Every year the TED conference introduces new and provocative ideas, many of which soon become commonplace. Two years ago, Jeff Han’s demonstration of multi-touch screens presaged the Microsoft Surface, and the first mass-produced multi-touch cell phone: the iPhone. These multi-touch screens are many things, but unencumbered is not an adjective that comes to mind.

Even the iPhone requires you to hold a cell phone, which is a barrier for a lot of real-world applications. MIT Media Lab’s Pattie Maes explained the challenge at the latest TED conference. She said that, for instance, “If you are in the toilet tissue aisle of your supermarket, you don’t take out your cell phone, open a browser and go to a web site when you want to know which is the most ecologically sound toilet tissue to buy.” She and Pranav Mistry, also of MIT’s lab, have devised a potential solution to accessing this type of rich information in the real world. They call call this sort of computer interface their Sixth Sense. Here is the video of the computer demo.

The demonstration had the audience on their feet, cheering.
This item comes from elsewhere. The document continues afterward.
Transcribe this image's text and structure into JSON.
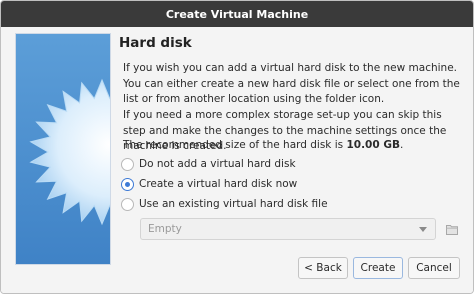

Here are three things I love about this concept, as crude as it currently is:

  1. It’s cheap, light and small
  2. It can very quickly become cheaper, lighter and smaller
  3. With video recognition, the need for colored finger-markers will be unnecessary (so will logging in, since it will recognize its owner’s unique fingertips from anyone else’s)

Wearable computers have been talked about for decades, but this is the first user interface that is starting to make sense to me.

When Jeff Han’s concept of multi-touch computer interfaces was presented two years ago, my blog post was effusive about the possibilites. Someday we might be able to work standing up — more prone to both creativity and collaboration (please excuse the obscure pun). The biggest barrier to this future was that darned wall-sized screen. With the Sixth Sense device, any white wall becomes a screen — and an inviting whiteboard for one or more knowledge workers to play in.

Do you agree that this crazy contraption has a lot of possibilities?